Abbott (-7,4%) décroche à Wall Street ce jeudi, alors que le groupe pharmaceutique américain a publié pour son 4e trimestre fiscal un bénéfice net de 1,78 milliard de dollars et un bpa ajusté de 1,50$, en ligne avec le consensus de place et en progression de 12%. Les revenus se sont affichés en revanche décevants à 11,5 milliards de dollars, contre 11,8 milliards de consensus. Sur l'exercice, le groupe a réalisé un bénéfice net de 6,5 milliards de dollars pour des revenus de 44,3 milliards de dollars. Le groupe envisage un bpa ajusté de 1,12 à 1,18$ sur le trimestre entamé et un bpa ajusté annuel allant de 5,55 à 5,80$ (+10% en milieu de fourchette). La croissance organique 2026 est anticipée entre 6,5 et 7,5%.

Freeport-McMoran (-2,3%), le géant minier américain, a publié pour son 4e trimestre fiscal un bénéfice de 406 millions de dollars et un bpa ajusté de 47 cents, nettement au-dessus du consensus, pour des revenus de 5,63 milliards de dollars également supérieurs aux attentes. Freeport, basé à Phoenix, a ainsi réalisé sur l'exercice clos un bénéfice net d'environ 2,2 milliards de dollars pour des revenus de 25,9 milliards de dollars, à comparer à un profit net de 1,89 milliard de dollars et à des revenus de 25,5 milliards de dollars au titre de l'exercice 2024.

Huntington Bancshares (-4,2%) perd du terrain à Wall Street ce jour, alors que la banque régionale américaine a publié pour son 4e trimestre fiscal un bénéfice ajusté par action de 37 cents, inférieur au consensus des analystes de la place, pour des revenus voisins de 3,25 milliards de dollars et des revenus nets de dépenses d'intérêt tout juste en ligne à 2,2 milliards de dollars.
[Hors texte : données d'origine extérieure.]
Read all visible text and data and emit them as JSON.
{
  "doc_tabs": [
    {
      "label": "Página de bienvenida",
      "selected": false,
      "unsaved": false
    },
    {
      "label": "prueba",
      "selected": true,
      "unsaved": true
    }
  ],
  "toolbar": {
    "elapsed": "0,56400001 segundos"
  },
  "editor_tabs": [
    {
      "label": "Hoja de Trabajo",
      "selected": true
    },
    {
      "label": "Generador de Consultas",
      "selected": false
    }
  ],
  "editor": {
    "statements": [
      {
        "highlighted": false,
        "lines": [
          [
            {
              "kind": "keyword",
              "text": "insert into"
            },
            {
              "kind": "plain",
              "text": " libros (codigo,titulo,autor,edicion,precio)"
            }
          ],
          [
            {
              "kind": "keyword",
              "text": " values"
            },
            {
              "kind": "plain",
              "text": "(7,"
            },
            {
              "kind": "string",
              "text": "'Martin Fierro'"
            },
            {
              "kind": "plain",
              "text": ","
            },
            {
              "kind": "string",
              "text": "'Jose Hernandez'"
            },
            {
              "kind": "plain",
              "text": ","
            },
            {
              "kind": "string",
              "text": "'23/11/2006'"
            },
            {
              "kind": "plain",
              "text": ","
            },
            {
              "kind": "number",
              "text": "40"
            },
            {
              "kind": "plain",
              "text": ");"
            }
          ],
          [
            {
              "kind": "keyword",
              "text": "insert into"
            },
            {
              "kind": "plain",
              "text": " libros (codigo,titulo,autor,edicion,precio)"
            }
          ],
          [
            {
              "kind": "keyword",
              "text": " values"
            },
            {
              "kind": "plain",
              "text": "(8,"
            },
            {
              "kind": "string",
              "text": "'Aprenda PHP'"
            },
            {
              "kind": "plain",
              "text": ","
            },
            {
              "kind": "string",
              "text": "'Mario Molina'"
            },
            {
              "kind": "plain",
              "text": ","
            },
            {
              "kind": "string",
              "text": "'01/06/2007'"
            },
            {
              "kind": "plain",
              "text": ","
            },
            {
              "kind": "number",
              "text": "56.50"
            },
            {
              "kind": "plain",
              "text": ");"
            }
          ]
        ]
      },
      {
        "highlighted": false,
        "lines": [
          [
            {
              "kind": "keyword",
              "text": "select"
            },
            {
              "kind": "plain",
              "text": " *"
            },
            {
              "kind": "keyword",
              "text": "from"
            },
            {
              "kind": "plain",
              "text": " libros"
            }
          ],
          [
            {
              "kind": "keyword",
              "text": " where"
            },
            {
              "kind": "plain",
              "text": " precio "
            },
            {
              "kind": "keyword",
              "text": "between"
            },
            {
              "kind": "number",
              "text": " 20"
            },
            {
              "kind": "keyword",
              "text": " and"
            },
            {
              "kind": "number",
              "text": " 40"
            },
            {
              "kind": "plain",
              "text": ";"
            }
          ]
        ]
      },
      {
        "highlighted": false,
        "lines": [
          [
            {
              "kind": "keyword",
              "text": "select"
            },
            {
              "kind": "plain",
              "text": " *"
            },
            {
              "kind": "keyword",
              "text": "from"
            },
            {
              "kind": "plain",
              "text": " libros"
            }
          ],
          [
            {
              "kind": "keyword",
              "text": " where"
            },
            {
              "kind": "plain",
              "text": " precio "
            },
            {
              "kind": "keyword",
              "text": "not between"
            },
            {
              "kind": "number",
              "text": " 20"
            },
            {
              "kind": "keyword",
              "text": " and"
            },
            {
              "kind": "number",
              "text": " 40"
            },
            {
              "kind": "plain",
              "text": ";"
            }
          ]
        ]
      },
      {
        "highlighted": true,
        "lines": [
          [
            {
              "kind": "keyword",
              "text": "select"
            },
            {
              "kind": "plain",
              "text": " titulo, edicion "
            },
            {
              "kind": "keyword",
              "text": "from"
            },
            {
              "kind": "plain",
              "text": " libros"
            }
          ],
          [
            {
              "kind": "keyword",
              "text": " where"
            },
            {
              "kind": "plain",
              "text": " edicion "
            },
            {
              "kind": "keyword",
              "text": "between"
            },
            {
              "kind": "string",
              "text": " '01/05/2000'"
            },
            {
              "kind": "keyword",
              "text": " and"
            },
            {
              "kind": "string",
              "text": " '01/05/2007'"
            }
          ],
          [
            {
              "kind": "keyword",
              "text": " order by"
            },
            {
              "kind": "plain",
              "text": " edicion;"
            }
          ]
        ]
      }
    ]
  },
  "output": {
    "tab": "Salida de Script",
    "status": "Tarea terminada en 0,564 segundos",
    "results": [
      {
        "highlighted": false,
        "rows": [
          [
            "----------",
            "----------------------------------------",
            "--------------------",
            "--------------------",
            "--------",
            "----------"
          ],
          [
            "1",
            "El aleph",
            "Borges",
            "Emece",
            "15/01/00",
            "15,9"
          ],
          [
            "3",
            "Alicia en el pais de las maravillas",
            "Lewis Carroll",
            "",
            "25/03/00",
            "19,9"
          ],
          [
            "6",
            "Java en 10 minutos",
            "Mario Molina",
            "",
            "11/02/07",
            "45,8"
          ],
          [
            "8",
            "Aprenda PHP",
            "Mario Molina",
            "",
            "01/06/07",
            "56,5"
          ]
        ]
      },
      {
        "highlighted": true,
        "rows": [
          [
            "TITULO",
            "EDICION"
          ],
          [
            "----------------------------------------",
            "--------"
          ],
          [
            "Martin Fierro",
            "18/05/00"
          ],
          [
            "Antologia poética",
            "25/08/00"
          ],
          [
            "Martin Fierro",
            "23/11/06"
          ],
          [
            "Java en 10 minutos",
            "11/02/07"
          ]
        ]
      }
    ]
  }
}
Sur l'exercice, le bénéfice s'est établi à 2,2 milliards de dollars et les revenus ont totalisé 8,2 milliards.

Northern Trust (+6,3%) bondit en revanche à Wall Street sur des comptes meilleurs que prévu. Pour son 4e trimestre fiscal, la banque privée a annoncé des revenus de 2,14 milliards de dollars et un bénéfice par action de 2,42$, contre des recettes de 1,97 milliard et un bpa de 2,26$ un an plus tôt. Le bénéfice net est ressorti à 466 millions de dollars contre 455 millions de dollars sur la période comparable de l'an dernier.

McCormick (-6,4%), le géant américain des assaisonnements et épices, a affiché au 4e trimestre un bénéfice ajusté par action légèrement inférieur aux attentes à 86 cents, pour des revenus de 1,85 milliard de dollars en croissance de 3% et quant à eux au-dessus des anticipations de marché. Le groupe envisage pour l'exercice 2026 un bénéfice par action allant de 3,05 à 3,13$, supérieur aux attentes, pour une croissance des revenus allant de 13 à 17%.

Intel (stable), Intuitive Surgical, Alcoa, Capital One Financial ou CSX, publient après bourse ce soir à Wall Street leurs derniers résultats financiers trimestriels. SLB ou First Citizens annoncent demain.